Sun Remarketing, Inc.
- Formerly: Cook's, Inc. (1979–1983)
- Company type: Private
- Industry: Retail
- Founded: 1979; 46 years ago
- Founder: Robert L. "Bob" Cook
- Defunct: 2006; 19 years ago
- Fate: Acquired by Cherokee Data

= Sun Remarketing =

American retail store

Sun Remarketing, Inc. (originally Cook's, Inc. before 1983) was a retail company that specialized in reselling old Apple Computer software and hardware. It was founded by Robert L. "Bob" Cook in 1979.

==Apple Lisa==
In 1985, Sun Remarketing purchased between 5,000 and 7,000 unsold Apple Lisa computers from Apple Computer after the latter had discontinued it in September that year.

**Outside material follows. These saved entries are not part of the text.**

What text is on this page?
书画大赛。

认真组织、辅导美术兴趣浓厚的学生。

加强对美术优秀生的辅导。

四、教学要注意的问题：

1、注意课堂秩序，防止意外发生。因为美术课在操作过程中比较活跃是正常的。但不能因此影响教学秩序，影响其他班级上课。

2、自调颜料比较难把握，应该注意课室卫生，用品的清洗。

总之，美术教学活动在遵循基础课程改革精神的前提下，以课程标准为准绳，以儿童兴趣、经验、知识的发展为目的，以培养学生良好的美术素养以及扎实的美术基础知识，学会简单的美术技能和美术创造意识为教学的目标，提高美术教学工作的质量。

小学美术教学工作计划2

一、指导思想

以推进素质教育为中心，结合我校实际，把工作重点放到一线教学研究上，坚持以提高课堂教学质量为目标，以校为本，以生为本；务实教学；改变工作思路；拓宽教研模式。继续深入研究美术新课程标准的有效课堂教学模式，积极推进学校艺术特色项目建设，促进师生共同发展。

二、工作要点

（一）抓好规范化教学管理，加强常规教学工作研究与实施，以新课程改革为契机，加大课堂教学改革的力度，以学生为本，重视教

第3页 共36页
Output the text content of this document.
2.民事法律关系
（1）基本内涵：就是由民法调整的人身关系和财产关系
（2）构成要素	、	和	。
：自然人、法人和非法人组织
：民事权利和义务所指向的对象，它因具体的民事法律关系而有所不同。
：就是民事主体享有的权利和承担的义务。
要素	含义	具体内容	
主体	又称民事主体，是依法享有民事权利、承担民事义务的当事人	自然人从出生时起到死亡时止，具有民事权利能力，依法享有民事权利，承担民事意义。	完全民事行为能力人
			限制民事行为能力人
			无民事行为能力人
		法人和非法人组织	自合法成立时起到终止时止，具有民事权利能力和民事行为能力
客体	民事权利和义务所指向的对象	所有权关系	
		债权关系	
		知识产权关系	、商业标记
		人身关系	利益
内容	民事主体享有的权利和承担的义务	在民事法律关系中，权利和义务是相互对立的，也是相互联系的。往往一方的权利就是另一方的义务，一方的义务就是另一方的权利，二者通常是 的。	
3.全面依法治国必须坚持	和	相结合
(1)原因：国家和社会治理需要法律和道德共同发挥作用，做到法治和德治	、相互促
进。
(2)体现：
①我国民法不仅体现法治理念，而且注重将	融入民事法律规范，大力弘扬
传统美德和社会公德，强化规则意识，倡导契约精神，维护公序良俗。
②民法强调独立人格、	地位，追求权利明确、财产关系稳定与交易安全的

The company had also acquired 3,500 unsold Apple III computers and thousands of used and broken Lisas from surrounding businesses in the same year. Sun sold roughly thousands of these consigned Lisas between 1985 and 1989, the company modernizing the machines by retrofitting them with 800-KB 3.5-inch floppy disk drives and 20-MB hard drives. Sun began reselling Apple's Macintosh line of computers in 1988, including Macintosh Plus, Macintosh SE, and Macintosh II, after years of having only sold the Lisa, Apple II, and Apple III. In September 1989, Apple took the remaining 2,700 in their warehouse (which they had consigned to Sun) and buried them at a landfill in Logan, Utah.

Sun Remarketing bought the MacWorks XL emulator from Apple in the 1980s to spur sales of the Lisa computers by making them able to run Macintosh applications. Following the introduction of the Macintosh Plus by Apple with its enhanced 128K ROM, many new Macintosh applications no longer worked under MacWorks XL. To clear its remaining inventory, Sun Remarketing took the bold step of underwriting the development of a new emulator called MacWorks Plus which fully supported the 128K ROM on the Lisa hardware, and packaged it together as the Lisa Professional.

==Demise==
Sun Remarketing was also known locally within Cache Valley as one of the first commercial internet service providers in Northern Utah. In 2006, Sun Remarketing was bought out by Cherokee Data, a computer wholesaler in Oklahoma.

A second company using the name Cherokee Data Solutions (aka CDS) is unrelated and unaffiliated with either Cherokee Data or Sun Remarketing.